Which means that Manafort’s charges are not just related to Mueller’s investigation. They’re the primary reason there was an investigation in the first place. What Paul Manafort did, is exactly what the FBI set out to find when they started looking at the Trump campaign.
Previously, the special counsel had clarified that Paul Manafort’s connections to Russia weren’t just historical, but active during the Trump campaign.
During Kilimnik’s time working for Manafort in Kiev, he had served as a liaison for Manafort to the Russian aluminum magnate Oleg Deripaska, with whom Manafort had done business. Emails previously described to The Post show that Manafort asked Kilimnik during the campaign to offer Deripaska “private briefings” about Trump’s effort.

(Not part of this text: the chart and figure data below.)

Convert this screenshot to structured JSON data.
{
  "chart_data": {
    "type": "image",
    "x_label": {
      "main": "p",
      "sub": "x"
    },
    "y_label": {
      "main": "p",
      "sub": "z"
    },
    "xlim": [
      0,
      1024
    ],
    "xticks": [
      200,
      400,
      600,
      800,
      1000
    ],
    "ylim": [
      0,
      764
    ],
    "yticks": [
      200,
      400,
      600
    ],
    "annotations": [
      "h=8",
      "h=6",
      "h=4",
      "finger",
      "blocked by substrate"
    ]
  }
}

According to the filings, “Person A,” who is assumed to be Kilimnik, had multiple communications with Manafort and his partner Rick Gates during the campaign. These communications were not about events in Ukraine several years ago. They were about what Manafort was doing at the time. They were about the Trump campaign.
Manafort’s role in the campaign wasn’t as coffee boy, and he wasn’t a distant adviser that Trump can easily disown. Paul Manafort was Donald Trump’s campaign manager for a critical part of the campaign. He was actively exchanging information with Russian officials — at a time in the campaign where Russians both contacted Donald Trump Jr about sharing information, informed George Papadopoulos that they were in possession of Democratic emails, and set up Wikileaks to disseminate stolen information.
Manafort wasn’t just well-placed to act as a link between Trump and Russia, it’s clear that he was playing that role. What’s in question now is just how much information Manafort exchanged, and who else was involved.